Given its neutral fiscal impact, targeted scope, and lack of direct impact on individuals or local governments, Texas Policy Research remains NEUTRAL on SB 1455. The bill is a strategic technical adjustment with benefits to Texas-based insurers, but it neither clearly strengthens nor weakens core liberty principles in a meaningful way.

  • Individual Liberty: The bill does not directly affect the rights or freedoms of individuals. It pertains to regulatory funding mechanisms for insurance companies, specifically those involved in workers’ compensation. There are no provisions that expand or restrict personal liberties, nor does it affect individuals' access to insurance or legal remedies.
  • Personal Responsibility: While the bill helps Texas-based insurers avoid punitive retaliatory taxes from other states, it doesn’t encourage greater personal or corporate responsibility in terms of reducing costs or streamlining regulation. Instead, it effectively re-labels existing obligations to shield insurers from out-of-state penalties.
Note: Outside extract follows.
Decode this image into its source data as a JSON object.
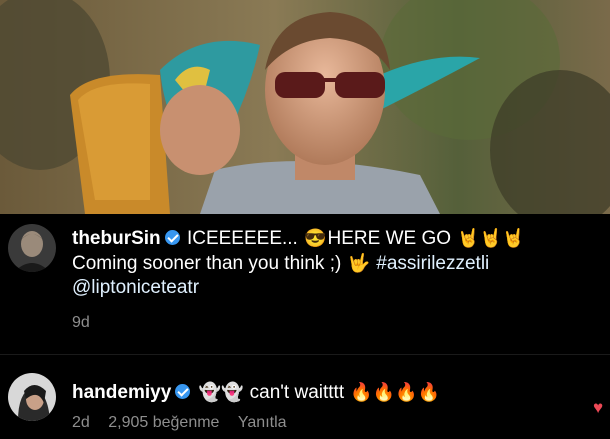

While strategic, it avoids a more direct confrontation with structural inefficiencies and regulatory burdens.
  • Free Enterprise: This is where the bill has its strongest liberty-aligned justification. By reclassifying regulatory fees as "surcharges," Texas-based insurers can reduce or avoid retaliatory taxes imposed by other states. This makes Texas a more competitive domicile for insurers, which aligns with free enterprise principles by promoting open markets and reducing distortions caused by interstate tax disparities. However, it does so through a workaround rather than through true deregulation or tax relief.
  • Private Property Rights: There is no significant effect on property rights. The bill neither infringes upon nor expands property rights for insurers or individuals. However, by allowing insurers to pass surcharges on to policyholders or incorporate them into rate filings, it does raise minor questions about transparency in pricing—but this is consistent with current practice and fully allowed under regulatory oversight.
  • Limited Government: On one hand, the bill doesn’t expand the size or scope of state government. It repurposes existing administrative structures and keeps funding levels steady. On the other hand, it maintains—and potentially entrenches—a regulatory funding model that still allows broad discretion to the Commissioner of Insurance without introducing new limits or legislative oversight. A more liberty-aligned approach might have reduced these fees or created a sunset review for surcharge authority. Thus, while not expansive, the bill does not actively shrink or restrain government power.